Lo si potrebbe leggere come il trionfo della natura, la forza dei legami di sangue che salvano contro ogni evidenza, trovando clemenza nell’analogo selvaggio di un’ambiente soggiogato solo alle sue leggi. La storia di Patrice e Michel è di quelle per cui dici immediatamente: ci faranno un film. E difatti. 1948, Francia. Due fratellini di 5 e 7 anni, abbandonati al loro destino da una madre snaturata, trovano prima asilo da due benefattori in una casa dalle parti di La Rochelle. Poi, quando trovano lui impiccato, scappano nella foresta dove sopravvivranno per sette anni. È lì che la fratellanza si sublima in qualcosa di primitivo e di sacro, al punto che, a distanza di molti anni, quando i due uomini sono adulti, il richiamo della foresta è ancora così forte che il minore Michel (anche io narrante), architetto affermato, marito e padre, non esista a mollare il compleanno della figlia pur di catapultarsi alla ricerca del maggiore che di tanto in tanto fa perdere le tracce.

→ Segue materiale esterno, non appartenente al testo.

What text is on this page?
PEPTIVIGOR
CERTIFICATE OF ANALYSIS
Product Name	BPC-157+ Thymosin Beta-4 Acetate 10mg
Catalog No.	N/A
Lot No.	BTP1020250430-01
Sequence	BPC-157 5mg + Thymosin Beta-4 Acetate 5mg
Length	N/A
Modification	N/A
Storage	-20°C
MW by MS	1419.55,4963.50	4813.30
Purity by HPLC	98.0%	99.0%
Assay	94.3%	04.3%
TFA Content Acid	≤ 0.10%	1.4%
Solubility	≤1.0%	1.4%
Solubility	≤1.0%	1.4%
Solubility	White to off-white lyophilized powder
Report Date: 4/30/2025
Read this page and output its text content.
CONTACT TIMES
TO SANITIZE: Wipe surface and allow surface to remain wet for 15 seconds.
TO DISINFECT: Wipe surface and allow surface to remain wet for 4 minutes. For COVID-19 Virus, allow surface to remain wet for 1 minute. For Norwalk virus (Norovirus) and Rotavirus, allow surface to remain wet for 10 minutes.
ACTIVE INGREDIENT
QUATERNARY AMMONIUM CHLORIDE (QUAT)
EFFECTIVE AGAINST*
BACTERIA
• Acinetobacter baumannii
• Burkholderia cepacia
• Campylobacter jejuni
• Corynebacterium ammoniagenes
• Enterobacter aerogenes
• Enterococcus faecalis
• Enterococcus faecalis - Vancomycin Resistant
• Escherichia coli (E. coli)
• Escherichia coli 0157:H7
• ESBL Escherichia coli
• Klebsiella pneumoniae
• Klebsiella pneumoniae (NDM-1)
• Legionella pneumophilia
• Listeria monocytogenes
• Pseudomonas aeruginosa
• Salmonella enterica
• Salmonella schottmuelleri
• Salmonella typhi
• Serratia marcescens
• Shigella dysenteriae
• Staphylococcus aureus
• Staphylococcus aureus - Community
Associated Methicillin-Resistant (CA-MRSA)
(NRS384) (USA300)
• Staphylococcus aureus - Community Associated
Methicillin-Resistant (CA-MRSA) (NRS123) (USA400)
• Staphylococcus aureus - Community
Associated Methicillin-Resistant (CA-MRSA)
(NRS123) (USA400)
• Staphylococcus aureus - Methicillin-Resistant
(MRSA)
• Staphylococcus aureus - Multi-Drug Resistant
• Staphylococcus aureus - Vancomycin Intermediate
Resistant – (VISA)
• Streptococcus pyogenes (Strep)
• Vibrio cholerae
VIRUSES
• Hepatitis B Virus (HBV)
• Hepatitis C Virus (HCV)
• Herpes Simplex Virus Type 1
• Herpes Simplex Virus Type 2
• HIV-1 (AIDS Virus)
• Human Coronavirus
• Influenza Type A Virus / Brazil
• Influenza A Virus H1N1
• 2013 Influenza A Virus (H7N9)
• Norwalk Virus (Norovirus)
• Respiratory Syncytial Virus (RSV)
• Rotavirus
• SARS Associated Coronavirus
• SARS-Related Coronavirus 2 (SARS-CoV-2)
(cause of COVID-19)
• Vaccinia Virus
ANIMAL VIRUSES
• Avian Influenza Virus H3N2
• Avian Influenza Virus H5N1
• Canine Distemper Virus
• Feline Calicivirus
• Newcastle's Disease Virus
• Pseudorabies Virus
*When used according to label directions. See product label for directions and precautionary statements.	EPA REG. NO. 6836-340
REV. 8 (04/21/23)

La storia di Patrice e Michel
La storia di Patrice e Michel

La storia di Patrice e Michel

È la storia di un amore radicale, di una simbiosi che rasenta l’ossessione, quella che il film di Olivier Casas racconta, in un andirivieni temporale, dal presente al passato, che è anche un andare a ritroso fino alle origini della dipendenza reciproca tra i due. Matthieu Kassovitz e Yvan Attal sono i due fratelli da adulti, garanzia del cinema francese di qualità, che è il loghino che immaginiamo di vedere in sovrimpressione per tutta la durata del film. Un professionismo col pilota automatico, che finisce però per soffocare ogni traccia di spontaneità, istintualità. Bel controsenso se parliamo di forze primordiali, terre selvagge e affettività freudiane. In compenso, non mancano musica e retorica, civilizzazione mainstream di una poetica degli effetti più che degli affetti. Del resto, l’emozione, cantava qualcuno, non ha voce. Qui invece tutto è detto, il sentimento proclamato, e il film, accontentandosi di aderire alla superficie della vicenda, reticente su misteri e oscuri sottesi. Spreca ovvero un bel po’ del suo potenziale, rimanendo non sul vago ma sul valido: se cerchi quell’intrattenimento non demenziale della domenica pomeriggio.